Argentina has also opened up to private investment. Lithium in the country on the southern tip of the continent began to be exploited in 1980, although its exploitation intensified in the 2000s. The Argentine model leaves the stewardship of the resource to the state governments, but leaves it open to alliances with other foreign companies with experience in the activity. Data from the Argentine government say that the country has 19 mining projects, although only two are in the exploitation phase. The prospect of the South American nation is to achieve a production of 375,000 tons of lithium in the coming years, from the 37,500 it currently produces.
Mexico will begin the creation of a new company dragging with a failed precedent: Uramex. The defunct state company was created at the end of the 1970s with the intention of extracting uranium to encourage generation via nuclear power plants. But the company’s idea was left only with the intention of displacing fossil fuels. The lack of resources and the absence of interest from the preceding government left the mineral out of government priorities and Uramex as a promise. The last attempt to create a state-owned company in the country has been by the Obradorista government with the subsidiary CFE Telecomunicaciones e Internet para Todos. The company is about to celebrate three years of its creation, but still without any firm step.

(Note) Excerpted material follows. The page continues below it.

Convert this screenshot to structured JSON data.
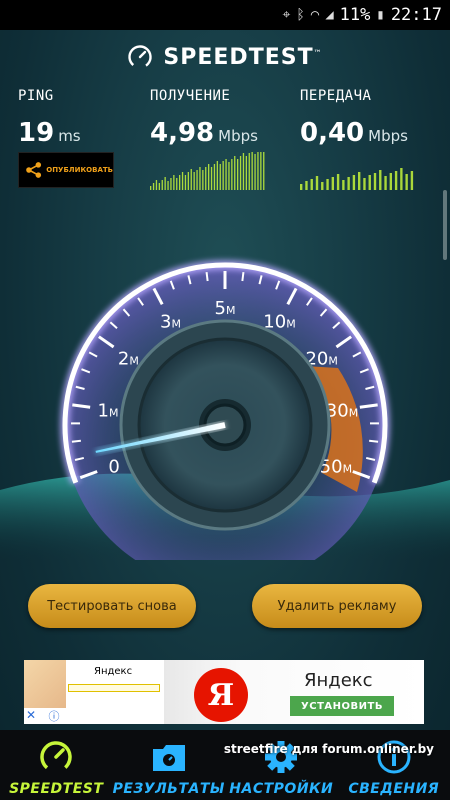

The intention was again political and not economic: to bring the Internet to all the regions where private companies have not reached.
“It is not a secret, the great criticism of public companies in different sectors, but especially energy, is the issue that there is a lot of corruption and that they are inefficient. It is the ‘bogeyman’ of public companies in all countries and throughout the literature, and the politicization of decisions, that decisions are not made for reasons of efficiency or rationality of the exploitation of economic activity, but for political reasons” says César Hernández, a former official and specialist on the subject.